Like most in Huashan, the attendant's tone dripped with disdain for the interloper. As a Taoist through and through, she viewed such meddlers as affronts to the natural order, thieves pilfering the divine weave for mortal gain.

"Did this person use sorcery to scam people?"

"…I don't think so. He's apparently quite skilled, from what I hear."

"Did he demand outrageous sums from desperate people?"

"…As far as I know, he charges everyone two silver coins, no exceptions."

"Did he cause trouble with that sorcery or the money he earned?"

"…They say he frequents taverns and gambling dens every night, but he doesn't seem to stir up conflicts."

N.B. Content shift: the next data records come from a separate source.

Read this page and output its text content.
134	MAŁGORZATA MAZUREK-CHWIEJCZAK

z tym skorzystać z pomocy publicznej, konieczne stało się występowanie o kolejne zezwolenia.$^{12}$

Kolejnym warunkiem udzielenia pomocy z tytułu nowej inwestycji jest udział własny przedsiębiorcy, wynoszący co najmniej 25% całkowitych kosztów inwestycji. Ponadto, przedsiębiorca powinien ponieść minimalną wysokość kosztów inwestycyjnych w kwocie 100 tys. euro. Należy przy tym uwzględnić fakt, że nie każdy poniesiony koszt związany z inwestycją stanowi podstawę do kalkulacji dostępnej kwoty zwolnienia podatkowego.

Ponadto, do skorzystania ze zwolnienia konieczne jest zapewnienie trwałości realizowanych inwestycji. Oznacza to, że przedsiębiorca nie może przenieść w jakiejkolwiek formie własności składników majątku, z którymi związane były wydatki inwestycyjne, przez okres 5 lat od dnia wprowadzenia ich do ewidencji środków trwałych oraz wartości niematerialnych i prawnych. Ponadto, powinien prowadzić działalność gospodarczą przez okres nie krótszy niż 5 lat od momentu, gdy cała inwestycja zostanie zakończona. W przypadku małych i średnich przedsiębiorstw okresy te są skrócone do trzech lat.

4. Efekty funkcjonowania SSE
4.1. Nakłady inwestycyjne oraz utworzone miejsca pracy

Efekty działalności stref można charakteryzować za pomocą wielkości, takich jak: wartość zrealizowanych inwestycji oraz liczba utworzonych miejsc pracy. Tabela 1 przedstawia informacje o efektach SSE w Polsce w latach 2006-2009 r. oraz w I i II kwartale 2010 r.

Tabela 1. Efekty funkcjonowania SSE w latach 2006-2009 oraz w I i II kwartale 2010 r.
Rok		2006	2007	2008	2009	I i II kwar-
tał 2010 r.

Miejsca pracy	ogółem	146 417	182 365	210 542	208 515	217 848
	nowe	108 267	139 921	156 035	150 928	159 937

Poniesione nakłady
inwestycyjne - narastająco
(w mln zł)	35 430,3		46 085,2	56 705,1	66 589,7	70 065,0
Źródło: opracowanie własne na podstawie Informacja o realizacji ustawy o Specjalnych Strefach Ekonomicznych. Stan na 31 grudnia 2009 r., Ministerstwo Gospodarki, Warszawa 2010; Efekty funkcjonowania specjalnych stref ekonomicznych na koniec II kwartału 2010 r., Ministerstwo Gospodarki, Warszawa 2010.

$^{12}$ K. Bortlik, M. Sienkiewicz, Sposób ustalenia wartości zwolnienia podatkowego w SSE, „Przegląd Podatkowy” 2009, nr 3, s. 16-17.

"Then what makes him a villain?"

No scams to ensnare the gullible, no extortion bleeding the vulnerable dry, no reign of petty tyranny with his coin. He wasn't a saint etched in jade, perhaps, but neither did he cast the shadow of true malice.

"Even if he hasn't done anything evil, he's using the heavens' energy for filthy profit—"

"Enough." The Sword Empress raised a hand, her voice gentle yet unyielding as tempered steel. "We're not the arbiters of the heavens' will. What right do we have to meddle in someone earning a living through their own gifts?"

"B-But…"

"If he turns to evil later, that's a matter for blades and justice. But from what you've shared, I see no fault. If his words have steered even one soul from a grim fate, isn't that a thread of good woven into the world?"

"…"

"I understand your unease—it mirrors the creed we hold dear. But on these facts alone, I can't brand him a villain."

"…I'm sorry."

"No need for apologies. If anything, I pity you more—bound here day after day because of my retreats, cut off from the world's breath."

With the exchange concluded, the Sword Empress turned toward the sect's heart, where disciples awaited word of her return from seclusion. Only she knew the quiet spark that news of the Faceless Golden Ghost had kindled within her—a flicker of curiosity amid the fresh mountain air, sharp and invigorating after so long in the dark.